BACKGROUND: We previously developed a simple method termed HpaII-McrBC PCR (HM-PCR) to discriminate allelic methylation status of the genomic sites of interest, and successfully applied it to a comprehensive analysis of CpG islands (CGIs) on human chromosome 21q. However, HM-PCR requires 200 ng of genomic DNA to examine one target site, thereby precluding its application to such samples that are limited in quantity. FINDINGS: We developed HpaII-McrBC whole-genome-amplification PCR (HM-WGA-PCR) that uses whole-genome-amplified DNA as the template. HM-WGA-PCR uses only 1/100th the genomic template material required for HM-PCR. Indeed, we successfully analyzed 147 CGIs by HM-WGA-PCR using only ~300 ng of DNA, whereas previous HM-PCR study had required ~30 μg.
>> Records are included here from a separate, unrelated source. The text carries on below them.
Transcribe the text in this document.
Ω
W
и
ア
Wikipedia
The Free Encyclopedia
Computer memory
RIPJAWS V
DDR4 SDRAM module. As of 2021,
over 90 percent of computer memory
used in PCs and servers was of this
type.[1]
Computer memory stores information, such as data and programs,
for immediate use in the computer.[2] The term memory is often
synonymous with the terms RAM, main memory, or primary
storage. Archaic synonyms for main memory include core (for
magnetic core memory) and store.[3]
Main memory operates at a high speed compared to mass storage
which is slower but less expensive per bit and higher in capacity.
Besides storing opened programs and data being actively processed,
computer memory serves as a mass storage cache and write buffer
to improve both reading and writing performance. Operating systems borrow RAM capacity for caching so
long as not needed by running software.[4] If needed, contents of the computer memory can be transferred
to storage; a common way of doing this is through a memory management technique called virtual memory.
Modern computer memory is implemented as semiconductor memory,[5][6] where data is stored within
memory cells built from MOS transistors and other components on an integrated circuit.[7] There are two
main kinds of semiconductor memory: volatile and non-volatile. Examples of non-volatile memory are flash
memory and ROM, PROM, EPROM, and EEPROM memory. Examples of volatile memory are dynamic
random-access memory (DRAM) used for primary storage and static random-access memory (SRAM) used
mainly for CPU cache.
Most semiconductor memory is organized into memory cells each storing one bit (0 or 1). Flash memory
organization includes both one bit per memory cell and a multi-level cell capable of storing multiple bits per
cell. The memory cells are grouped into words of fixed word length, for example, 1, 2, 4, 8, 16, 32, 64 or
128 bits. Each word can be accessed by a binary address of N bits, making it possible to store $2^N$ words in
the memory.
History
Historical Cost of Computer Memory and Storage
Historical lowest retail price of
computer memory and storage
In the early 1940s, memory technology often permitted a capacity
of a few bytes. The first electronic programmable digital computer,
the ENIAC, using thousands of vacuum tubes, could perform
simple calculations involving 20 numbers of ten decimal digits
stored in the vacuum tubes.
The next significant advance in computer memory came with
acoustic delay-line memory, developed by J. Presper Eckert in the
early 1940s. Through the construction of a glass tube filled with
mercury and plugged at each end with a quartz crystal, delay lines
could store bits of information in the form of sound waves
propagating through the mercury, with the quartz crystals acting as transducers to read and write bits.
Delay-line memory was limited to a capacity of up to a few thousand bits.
Furthermore, we confirmed that allelic methylation status revealed by HM-WGA-PCR is identical to that by HM-PCR in every case of the 147 CGIs tested, proving high consistency between the two methods. CONCLUSIONS: HM-WGA-PCR would serve as a reliable alternative to HM-PCR in the analysis of allelic methylation status when the quantity of DNA available is limited.